The equities markets had seen the last major fall to the tune of about 15 % and after the subsequent revival, looks set to test lower levels in the coming weeks. The local market often mirrors the US market
developments. The recent gains in the market have been the result of a kind of moderation in the hostilities in Eastern Europe, and the perception that the discussion between Ukraine and Russia could
bring in some resolution to the situation. Apart from this, the announcement of the plans for merger of HDFC with HDFC Bank also helped the sentiments to a significant extent. But the fact is that the
markets may remain volatile in the immediate term due to some of the factors already mentioned, but beyond the immediate term there may be some pressures on the market due to high fuel prices,
spiralling inflation, and the likelihood of lower economic growth. Any corrective downward movement is an opportunity to invest into the market.

The FOMC stance is already well known, and the Fed is clearly in a tightening mode, with the first-rate hike having been effected already, and more hikes planned for the rest of the year. The statement from
the Fed Chairman recently reflects the thinking at the Fed that stronger rate action is required to control inflation. That may also mean half percent hikes. While RBI may be viewing these
developments abroad with interest, the domestic policy is almost always aligned to local realities and developments. Growth has recovered after the pandemic.
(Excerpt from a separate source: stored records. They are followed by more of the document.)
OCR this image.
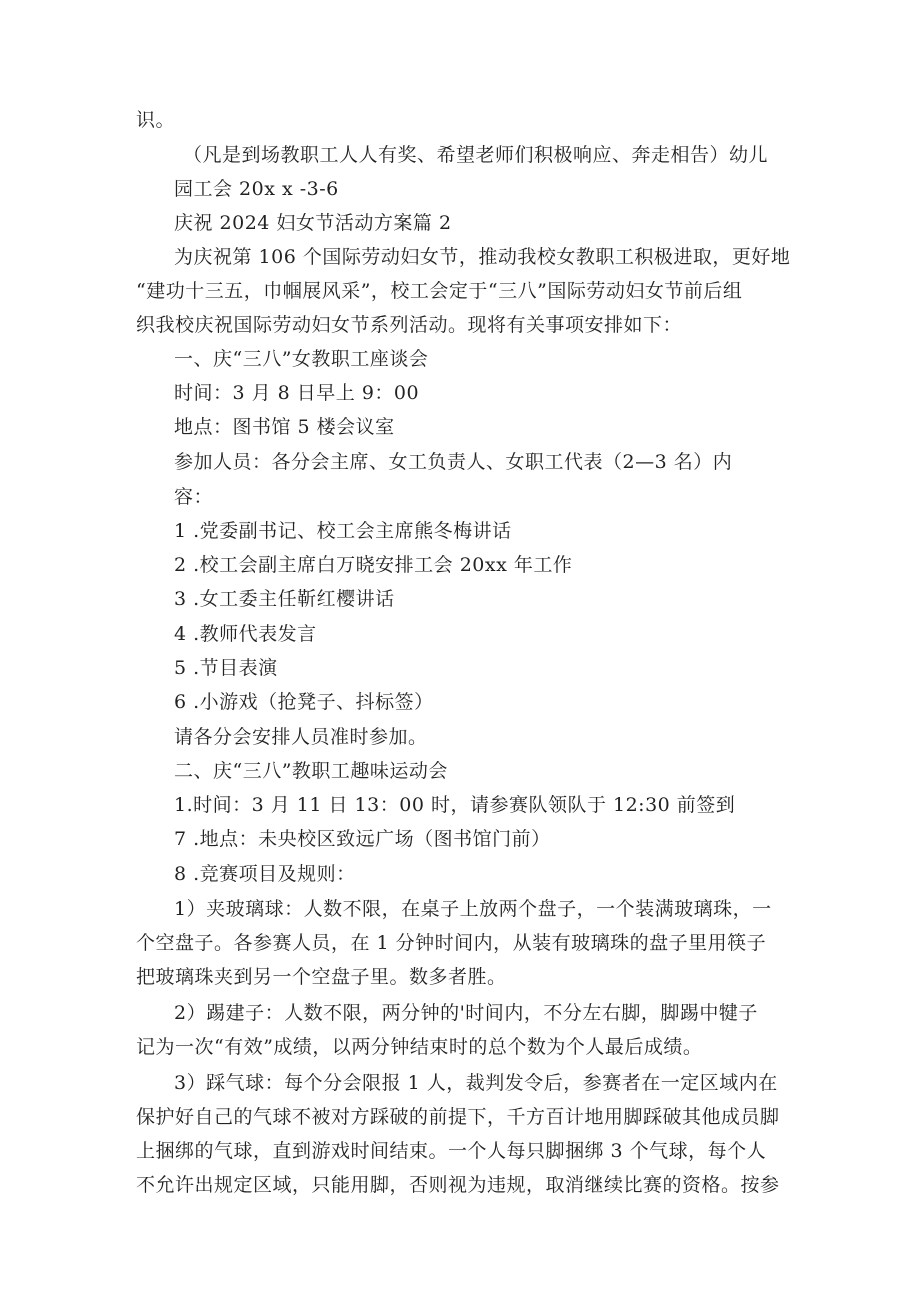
识。
（凡是到场教职工人人有奖、希望老师们积极响应、奔走相告）幼儿
园工会 20x x -3-6
庆祝 2024 妇女节活动方案篇 2
为庆祝第 106 个国际劳动妇女节，推动我校女教职工积极进取，更好地
“建功十三五，巾帼展风采”，校工会定于“三八”国际劳动妇女节前后组
织我校庆祝国际劳动妇女节系列活动。现将有关事项安排如下：
一、庆“三八”女教职工座谈会
时间：3 月 8 日早上 9：00
地点：图书馆 5 楼会议室
参加人员：各分会主席、女工负责人、女职工代表（2—3 名）内
容：
1 .党委副书记、校工会主席熊冬梅讲话
2 .校工会副主席白万晓安排工会 20xx 年工作
3 .女工委主任靳红樱讲话
4 .教师代表发言
5 .节目表演
6 .小游戏（抢凳子、抖标签）
请各分会安排人员准时参加。
二、庆“三八”教职工趣味运动会
1.时间：3 月 11 日 13：00 时，请参赛队领队于 12:30 前签到
7 .地点：未央校区致远广场（图书馆门前）
8 .竞赛项目及规则：
1）夹玻璃球：人数不限，在桌子上放两个盘子，一个装满玻璃珠，一
个空盘子。各参赛人员，在 1 分钟时间内，从装有玻璃珠的盘子里用筷子
把玻璃珠夹到另一个空盘子里。数多者胜。
2）踢建子：人数不限，两分钟的'时间内，不分左右脚，脚踢中犍子
记为一次“有效”成绩，以两分钟结束时的总个数为个人最后成绩。
3）踩气球：每个分会限报 1 人，裁判发令后，参赛者在一定区域内在
保护好自己的气球不被对方踩破的前提下，千方百计地用脚踩破其他成员脚
上捆绑的气球，直到游戏时间结束。一个人每只脚捆绑 3 个气球，每个人
不允许出规定区域，只能用脚，否则视为违规，取消继续比赛的资格。按参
But sequential growth has slowed down.
This is a cause for worry. Again, inflation has gone beyond the 6 % level, and this may invite rate action from the central bank. In the absence of rate action, the high inflation rate may choke consumer
demand and may result in margin compression for the corporates

The FII exit from the domestic market continues unabated. There has been only occasional sporadic buying by overseas investors, and this does not indicate any change in trend as such unless the buying
becomes more consistent and regular. Given the fact that almost US$ 30 billion worth of exit has already happened, and as the local market looks a good buy on long term fundamentals, it is only a
matter of time before the foreign buyers come back. But this may require certain conditions to be satisfied. Stable inflows may start coming in once the Fed policy and the US yields start showing signs
of saturation. This means that after another couple of hikes in the base rate, the further rate action would become more or less data dependent, and that would signal the end of an aggressive phase of
rate action. In the domestic market too, we need to have better clarity on rate action. It may also be mentioned here that the sequential growth rate has been declining in the last three quarters, and it
may still be on the same trend with very high oil prices. A positive growth trajectory is fundamental to sectoral performance.

The Emkay Equity Strategy notes that commodities shock may have negative implications, but the aggregate Nifty profits may be fairly resilient in a downside scenario, assuming that oil stays at US$100
per barrel, GDP growth lower by 100 bps, and the average US$/Rupee exchange rate at 78.00. Earnings resilience comes from the Big-4 sectors that will either benefit like Oil & Gas, Metals, or will see the least
or a negligible impact of higher crude and commodity prices on their growth and profit margins, which includes IT, Banks. There is scope for lower PAT in FY 23E to the tune of 30%,20%,10% in Auto, Cement
and Consumer stocks in the Nifty respectively. Therefore, at an aggregate level some of the negatives may be neutralized. The Nifty downside appears limited as both P/E and yield gap are below their
respective 10-year averages. Sectorally, Metals, Oil & Gas, Utilities, Telecoms, IT Services, and selectively Banks and Pharma may be preferred at this juncture. Though Nifty-50 profits saw a swift recovery post
the initial pandemic impact, the sequential profit growth now appears to be stalling, affected by margin pressures, weaker-than-expected rural demand and the last wave of the pandemic. The
expectations or forecast is like this – profit growth of >40% for Nifty-50 in FY22, and an FY23 profit growth of ~20% for Nifty.

The ideal approach to equity investing is to stick to well managed portfolios with stable and well-established track record of performance. Apart from mutual funds, opportunities offered by
portfolio management schemes and alternate investment funds may be looked at to position the portfolio for much higher returns over the longer time horizon.